Es geht eher darum, nicht auf lange Sicht krank zu werden oder dauernd unter Unwohlsein zu leiden. Die Mengen an Schadstoffen, um die es geht, sind zwar winzig klein, aber trotzdem für unsere Gesundheit bedeutsam.
Die Experten sprechen von Millionstel Gramm pro Kubikmeter Raumluft, abgekürzt μg/m3. Für Formaldehyd liegt der Empfehlungswert des Umweltbundesamtes zum Beispiel bei 100 μg/m3. Die Weltgesundheitsorganisation und Experten wie das Sentinel Haus Institut sind hier noch strenger und empfehlen einen Formaldehydgehalt von maximal 60 μg/m3.
Einheitliche Richtwerte
Mittlerweile gibt es mit den „Anforderungen an Baustoffe hinsichtlich des Gesundheitsschutzes“, kurz AGB, als Anhang der Musterverwaltungsvorschrift Technische Baubestimmungen zwar einen gesetzlichen Mindestschutz für Schadstoffemissionen in Gebäuden, oft beziehen sich diese aber nur auf den einzelnen Baustoff.

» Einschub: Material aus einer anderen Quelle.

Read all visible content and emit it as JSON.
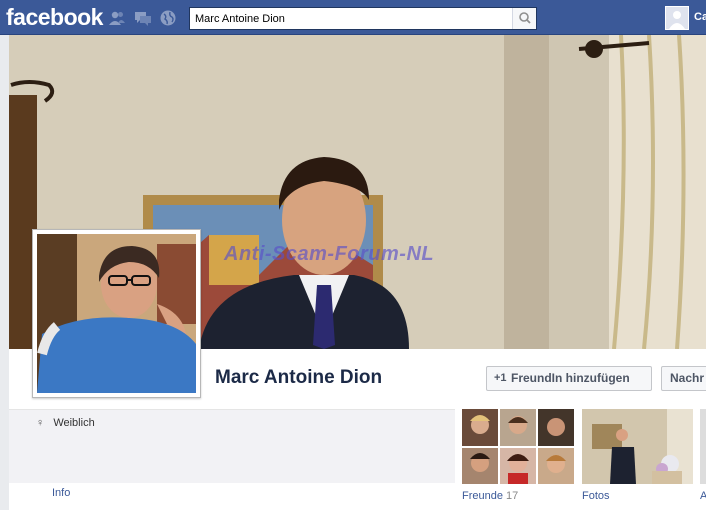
{
  "topbar": {
    "logo": "facebook",
    "search_value": "Marc Antoine Dion",
    "user_name_partial": "Ca"
  },
  "cover": {
    "watermark": "Anti-Scam-Forum-NL"
  },
  "profile": {
    "name": "Marc Antoine Dion",
    "add_friend_label": "FreundIn hinzufügen",
    "add_friend_icon": "+1",
    "message_label": "Nachr"
  },
  "info": {
    "gender": "Weiblich",
    "gender_symbol": "♀",
    "info_link": "Info"
  },
  "tiles": {
    "friends_label": "Freunde",
    "friends_count": "17",
    "photos_label": "Fotos",
    "more_label_partial": "A"
  },
  "colors": {
    "brand": "#3b5998",
    "name": "#1c2a47",
    "info_bg": "#f2f2f5"
  },
  "icons": {
    "jewels": [
      "friend-requests-icon",
      "messages-icon",
      "notifications-globe-icon"
    ],
    "search": "search-icon"
  }
}
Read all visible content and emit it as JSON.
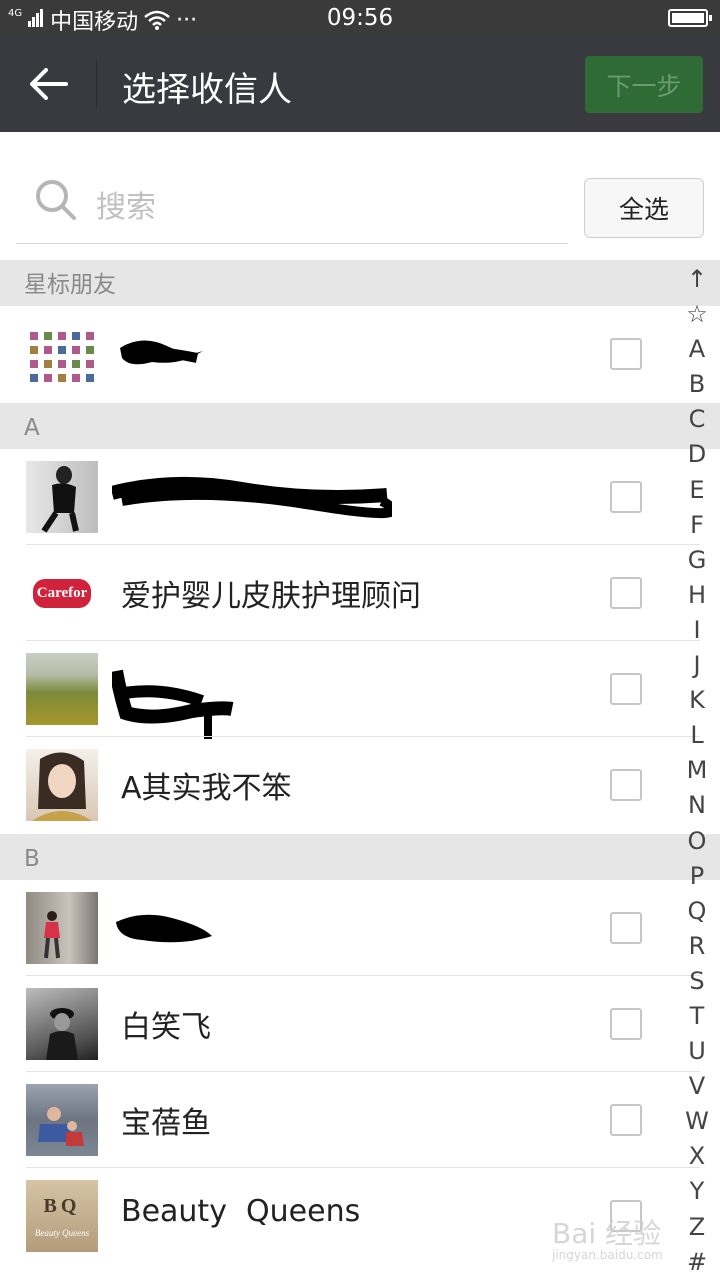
{
  "status": {
    "carrier": "中国移动",
    "network": "4G",
    "dots": "···",
    "time": "09:56"
  },
  "nav": {
    "title": "选择收信人",
    "next_label": "下一步"
  },
  "search": {
    "placeholder": "搜索",
    "select_all_label": "全选"
  },
  "sections": [
    {
      "header": "星标朋友",
      "contacts": [
        {
          "name": "",
          "redacted": true,
          "avatar": "sticker-grid"
        }
      ]
    },
    {
      "header": "A",
      "contacts": [
        {
          "name": "",
          "redacted": true,
          "avatar": "dark-person"
        },
        {
          "name": "爱护婴儿皮肤护理顾问",
          "redacted": false,
          "avatar": "carefor-logo",
          "logo_text": "Carefor"
        },
        {
          "name": "",
          "redacted": true,
          "avatar": "landscape"
        },
        {
          "name": "A其实我不笨",
          "redacted": false,
          "avatar": "girl-portrait"
        }
      ]
    },
    {
      "header": "B",
      "contacts": [
        {
          "name": "",
          "redacted": true,
          "avatar": "street-photo"
        },
        {
          "name": "白笑飞",
          "redacted": false,
          "avatar": "bw-photo"
        },
        {
          "name": "宝蓓鱼",
          "redacted": false,
          "avatar": "kids-photo"
        },
        {
          "name": "Beauty  Queens",
          "redacted": false,
          "avatar": "bq-logo",
          "logo_text": "BQ",
          "logo_subtext": "Beauty Queens"
        }
      ]
    }
  ],
  "index_letters": [
    "↑",
    "☆",
    "A",
    "B",
    "C",
    "D",
    "E",
    "F",
    "G",
    "H",
    "I",
    "J",
    "K",
    "L",
    "M",
    "N",
    "O",
    "P",
    "Q",
    "R",
    "S",
    "T",
    "U",
    "V",
    "W",
    "X",
    "Y",
    "Z",
    "#"
  ],
  "watermark": {
    "text": "Bai 经验",
    "sub": "jingyan.baidu.com"
  },
  "colors": {
    "nav_bg": "#393a3f",
    "accent_green": "#2e6b35",
    "section_bg": "#e6e6e6"
  }
}
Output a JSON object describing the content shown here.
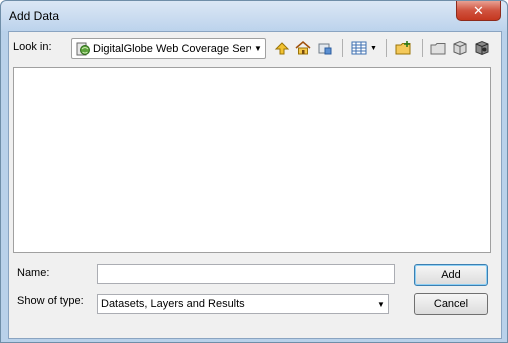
{
  "window": {
    "title": "Add Data",
    "close_label": "✕"
  },
  "lookin": {
    "label": "Look in:",
    "value": "DigitalGlobe Web Coverage Serv"
  },
  "toolbar": {
    "icons": [
      "up-one-level-icon",
      "home-icon",
      "connect-folder-icon",
      "views-icon",
      "new-folder-icon",
      "folder-icon",
      "database-icon",
      "server-icon"
    ]
  },
  "form": {
    "name_label": "Name:",
    "name_value": "",
    "type_label": "Show of type:",
    "type_value": "Datasets, Layers and Results"
  },
  "buttons": {
    "add": "Add",
    "cancel": "Cancel"
  },
  "colors": {
    "frame": "#b9d1ea",
    "client": "#f0f0f0",
    "close": "#c5371f",
    "default_button_border": "#3c7fb1"
  }
}
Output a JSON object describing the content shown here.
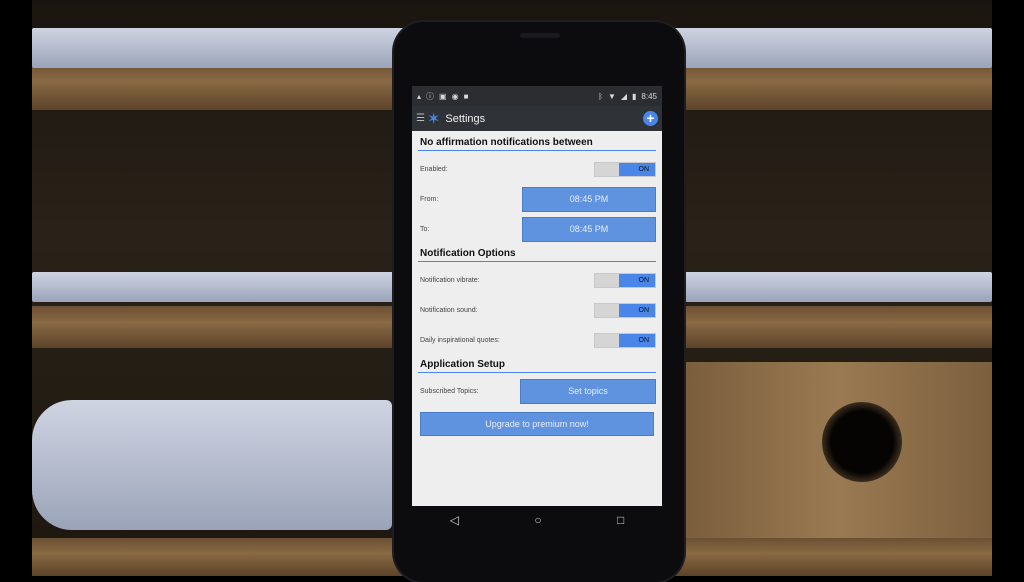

In der Summe aller verwendeten Produkte kann es trotzdem zu einer Überschreitung kommen. Um diese richtig beurteilen zu können, hat wiederum der Ausschuss für Innenraumrichtwerte (AIR) beim Umweltbundesamt eine Vielzahl von bundeseinheitlichen Richtwerten veröffentlicht, unterhalb denen eine gesundheitliche Beeinträchtigung nicht zu erwarten ist bzw. ab denen die Ursachen ermittelt und abgestellt werden sollten.

Diese offiziellen Empfehlungswerte werden auch gerne herangezogen, wenn es vor Gericht hart auf hart geht und ermittelt wird, ob ein Schaden entstanden und wer dafür verantwortlich ist. Immer häufiger tauchen Angaben zu Schadstoffen bei Nachweisen zur gesundheitlichen Qualität von Gebäuden oder Baustoffen auf.
Als Leitwert gilt der Summenwert für flüchtige organische Verbindungen (TVOC = Total volatile compound). Neben diesem Summenwert achten die Experten auch auf die Werte einzelner bestimmter Schadstoffe, um ihren Quellen auf die Spur zu kommen. Doch Messung ist nicht gleich Messung.
Auf richtige Werte achten
Um auf vergleichbare und verlässliche Ergebnisse zu kommen, müssen die Messungen nach den entsprechenden Normen VDI 4300 ff. und DIN EN ISO 16000 ff. erfolgen und von einem akkreditierten Prüfinstitut mit Probenahmeakkreditierung nach DIN EN ISO/IEC 17025 ausgewertet werden. Sonst ist der Aufwand vor Gericht wertlos und hat keine Beweiskraft.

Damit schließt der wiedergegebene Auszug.